Iniziò così a prendere forma una teoria piuttosto prevedibile, grazie soprattutto all’opera del tedesco Max Muller, basata sulla logica ma non necessariamente attinente ai fatti per come si erano realmente svolti.
L’ipotesi originale era stata formulata però dall’abate Dubuois[1], un sacerdote evangelista francese degli inizi del XIX secolo che aveva vissuto per lunghi anni in India. Nel suo testo Hindu Manners, Customs and Ceremonies propose l’ipotesi della migrazione di un popolo proveniente dall’Asia centrale verso il subcontinente indiano in ragione di convergenze linguistiche identificate durante la sua permanenza in questi stessi luoghi.
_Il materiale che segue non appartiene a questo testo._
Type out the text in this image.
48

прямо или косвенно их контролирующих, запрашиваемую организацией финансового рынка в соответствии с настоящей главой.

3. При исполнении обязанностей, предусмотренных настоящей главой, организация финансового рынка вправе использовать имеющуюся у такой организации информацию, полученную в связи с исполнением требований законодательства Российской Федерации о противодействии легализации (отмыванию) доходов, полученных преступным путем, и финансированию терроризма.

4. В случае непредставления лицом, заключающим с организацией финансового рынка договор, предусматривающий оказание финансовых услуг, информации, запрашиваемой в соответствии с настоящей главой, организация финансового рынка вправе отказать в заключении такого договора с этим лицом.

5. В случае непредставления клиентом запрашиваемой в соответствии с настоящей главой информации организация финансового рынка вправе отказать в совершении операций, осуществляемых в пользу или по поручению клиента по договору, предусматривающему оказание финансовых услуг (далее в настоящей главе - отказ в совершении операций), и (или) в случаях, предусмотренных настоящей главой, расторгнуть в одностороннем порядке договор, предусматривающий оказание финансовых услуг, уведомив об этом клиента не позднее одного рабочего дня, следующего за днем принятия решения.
La sua tesi venne ripresa da Max Muller che la ampliò trasformandola nella ben nota teoria “dell’invasione ariana”.
Venne così creata a tavolino una razza madre denominata Ariana ed identificata come la popolazione che avrebbe dato origine alle diverse lingue della famiglia indoeuropea.
Secondo la versione ufficiale, accettata fino a pochi decenni fa, questo popolo sarebbe emigrato dalle terre del Caucaso, per invadere il subcontinente indiano, verso il 1500 a.C.
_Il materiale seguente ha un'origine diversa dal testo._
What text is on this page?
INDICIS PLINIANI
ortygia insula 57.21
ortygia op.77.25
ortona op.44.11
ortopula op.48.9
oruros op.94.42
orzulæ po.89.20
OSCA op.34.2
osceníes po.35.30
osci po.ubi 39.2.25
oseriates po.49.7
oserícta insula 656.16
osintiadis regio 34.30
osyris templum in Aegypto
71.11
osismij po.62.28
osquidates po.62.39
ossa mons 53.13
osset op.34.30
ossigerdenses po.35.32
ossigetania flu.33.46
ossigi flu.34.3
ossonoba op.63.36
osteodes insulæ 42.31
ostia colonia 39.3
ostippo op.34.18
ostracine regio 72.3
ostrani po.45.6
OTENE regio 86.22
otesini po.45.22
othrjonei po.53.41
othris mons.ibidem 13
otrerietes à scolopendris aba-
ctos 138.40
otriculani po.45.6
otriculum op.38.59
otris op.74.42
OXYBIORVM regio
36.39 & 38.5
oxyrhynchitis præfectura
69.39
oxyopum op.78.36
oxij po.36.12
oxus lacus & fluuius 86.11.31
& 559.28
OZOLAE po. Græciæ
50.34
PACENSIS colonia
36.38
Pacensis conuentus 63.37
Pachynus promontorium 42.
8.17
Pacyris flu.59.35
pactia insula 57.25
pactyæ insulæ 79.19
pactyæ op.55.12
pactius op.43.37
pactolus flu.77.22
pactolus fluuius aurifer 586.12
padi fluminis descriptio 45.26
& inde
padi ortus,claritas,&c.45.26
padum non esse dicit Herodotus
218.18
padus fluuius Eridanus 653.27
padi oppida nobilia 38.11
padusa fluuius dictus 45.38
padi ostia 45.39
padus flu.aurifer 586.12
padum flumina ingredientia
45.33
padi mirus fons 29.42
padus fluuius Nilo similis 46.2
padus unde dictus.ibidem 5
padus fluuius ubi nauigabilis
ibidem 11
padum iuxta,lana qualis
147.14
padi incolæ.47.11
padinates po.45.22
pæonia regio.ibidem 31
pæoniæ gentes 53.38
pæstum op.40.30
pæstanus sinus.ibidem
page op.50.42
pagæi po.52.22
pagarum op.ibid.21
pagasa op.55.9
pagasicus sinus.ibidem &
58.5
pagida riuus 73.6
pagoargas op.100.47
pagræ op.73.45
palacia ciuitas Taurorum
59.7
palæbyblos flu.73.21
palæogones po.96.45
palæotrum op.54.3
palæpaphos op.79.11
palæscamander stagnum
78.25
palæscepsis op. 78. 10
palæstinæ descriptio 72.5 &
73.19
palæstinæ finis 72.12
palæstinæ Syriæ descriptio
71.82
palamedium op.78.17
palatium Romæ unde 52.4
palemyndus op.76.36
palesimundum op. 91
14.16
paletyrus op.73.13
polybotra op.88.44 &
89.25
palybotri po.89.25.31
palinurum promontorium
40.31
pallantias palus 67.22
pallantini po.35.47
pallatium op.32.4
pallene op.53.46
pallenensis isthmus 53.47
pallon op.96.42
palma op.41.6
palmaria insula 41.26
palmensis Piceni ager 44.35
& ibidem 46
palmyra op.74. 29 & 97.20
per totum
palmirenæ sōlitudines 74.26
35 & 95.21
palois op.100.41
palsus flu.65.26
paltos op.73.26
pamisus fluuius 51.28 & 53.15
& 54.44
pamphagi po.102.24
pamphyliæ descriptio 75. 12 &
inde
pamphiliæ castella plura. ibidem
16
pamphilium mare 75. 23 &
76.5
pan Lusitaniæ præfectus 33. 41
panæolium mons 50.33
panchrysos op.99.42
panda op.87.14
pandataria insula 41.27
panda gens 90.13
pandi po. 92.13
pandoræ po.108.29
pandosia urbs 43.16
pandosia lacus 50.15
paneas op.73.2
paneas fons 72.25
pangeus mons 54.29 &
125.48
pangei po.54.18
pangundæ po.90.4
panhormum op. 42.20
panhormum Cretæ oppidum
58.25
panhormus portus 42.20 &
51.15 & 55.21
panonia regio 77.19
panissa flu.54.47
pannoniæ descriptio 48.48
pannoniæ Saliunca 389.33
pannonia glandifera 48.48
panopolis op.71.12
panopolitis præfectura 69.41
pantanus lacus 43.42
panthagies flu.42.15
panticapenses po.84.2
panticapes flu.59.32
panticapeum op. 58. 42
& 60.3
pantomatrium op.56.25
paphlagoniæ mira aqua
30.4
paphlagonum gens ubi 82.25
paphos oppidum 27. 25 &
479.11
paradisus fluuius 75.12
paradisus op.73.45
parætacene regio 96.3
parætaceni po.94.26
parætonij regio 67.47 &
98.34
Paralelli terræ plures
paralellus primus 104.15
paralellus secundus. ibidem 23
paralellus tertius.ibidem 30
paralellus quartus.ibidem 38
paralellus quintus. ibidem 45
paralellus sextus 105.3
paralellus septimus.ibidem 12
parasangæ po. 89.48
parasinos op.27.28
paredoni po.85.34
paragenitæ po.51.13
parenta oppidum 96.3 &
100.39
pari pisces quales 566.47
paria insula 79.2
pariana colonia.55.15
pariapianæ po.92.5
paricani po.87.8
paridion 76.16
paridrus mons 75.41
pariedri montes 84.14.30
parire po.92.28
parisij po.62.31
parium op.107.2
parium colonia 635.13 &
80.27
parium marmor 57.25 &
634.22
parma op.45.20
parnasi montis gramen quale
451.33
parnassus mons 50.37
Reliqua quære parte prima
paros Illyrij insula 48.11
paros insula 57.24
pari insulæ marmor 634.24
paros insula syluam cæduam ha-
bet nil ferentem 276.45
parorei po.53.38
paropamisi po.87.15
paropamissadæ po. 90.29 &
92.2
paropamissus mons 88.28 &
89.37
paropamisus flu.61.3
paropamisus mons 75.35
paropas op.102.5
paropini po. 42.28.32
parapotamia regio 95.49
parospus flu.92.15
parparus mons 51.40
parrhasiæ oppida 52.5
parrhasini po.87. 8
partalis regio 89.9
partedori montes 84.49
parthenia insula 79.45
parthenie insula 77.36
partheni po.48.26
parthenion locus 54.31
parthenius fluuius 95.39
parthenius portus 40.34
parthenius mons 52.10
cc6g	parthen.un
Se un’ipotesi può nascere genuinamente da convergenze di elementi affini e coincidenti, in questo caso i fattori che rafforzarono e accreditarono tali congetture si originarono anche e in funzione di specifiche dottrine culturali e sociali presenti nel ‘mondo occidentale’ di quel preciso periodo storico, ideologie che tendevano a legittimare e decretare una supposta superiorità intellettuale e morale della cultura europea.
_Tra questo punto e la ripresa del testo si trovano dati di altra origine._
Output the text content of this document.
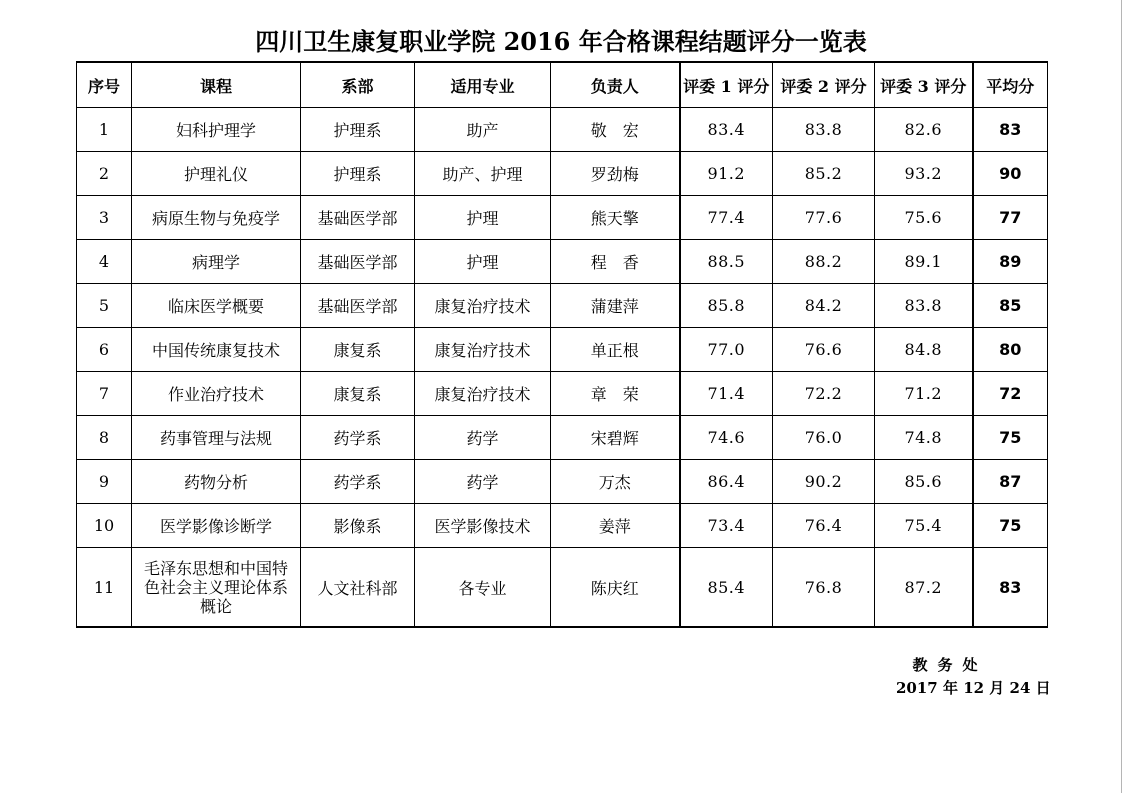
四川卫生康复职业学院 2016 年合格课程结题评分一览表
序号	课程	系部	适用专业	负责人	评委 1 评分	评委 2 评分	评委 3 评分	平均分
1	妇科护理学	护理系	助产	敬　宏	83.4	83.8	82.6	83
2	护理礼仪	护理系	助产、护理	罗劲梅	91.2	85.2	93.2	90
3	病原生物与免疫学	基础医学部	护理	熊天擎	77.4	77.6	75.6	77
4	病理学	基础医学部	护理	程　香	88.5	88.2	89.1	89
5	临床医学概要	基础医学部	康复治疗技术	蒲建萍	85.8	84.2	83.8	85
6	中国传统康复技术	康复系	康复治疗技术	单正根	77.0	76.6	84.8	80
7	作业治疗技术	康复系	康复治疗技术	章　荣	71.4	72.2	71.2	72
8	药事管理与法规	药学系	药学	宋碧辉	74.6	76.0	74.8	75
9	药物分析	药学系	药学	万杰	86.4	90.2	85.6	87
10	医学影像诊断学	影像系	医学影像技术	姜萍	73.4	76.4	75.4	75
11	毛泽东思想和中国特色社会主义理论体系概论	人文社科部	各专业	陈庆红	85.4	76.8	87.2	83
教务处
2017 年 12 月 24 日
La razza Ariana divenne così una ‘evidenza’ inevitabile e scontata per la maggior parte degli studiosi del diciannovesimo secolo, quindi dell’epoca successiva.
La scoperta della famiglia linguistica indoeuropea costituì la prova tangibile di un retaggio ancora più antico, la conferma di una supremazia europea che solo gli archeologi avrebbero potuto portare alla luce.
Gli Arii, o indoeuropei, si trasformarono quindi nella civiltà che dal mito delle leggende acquisì gli onori della storia; uomini che erano stati in grado di conquistare vasti territori, dal golfo del Bengala alle estreme isole scandinave al Regno Unito, non potevano essere stati altro che gli antenati legittimi degli Europei!
È su questo sfondo ideologico di ineguagliata eccellenza, connesso con un travisamento dei riferimenti al popolo degli Arii presenti nel RigVeda, che la dottrina dell’invasione ariana dell’India nacque e acquisì un credito universale quale avvenimento occorso in un preciso momento della storia e come movimento di massa di popoli da una ‘patria’ europea all’India.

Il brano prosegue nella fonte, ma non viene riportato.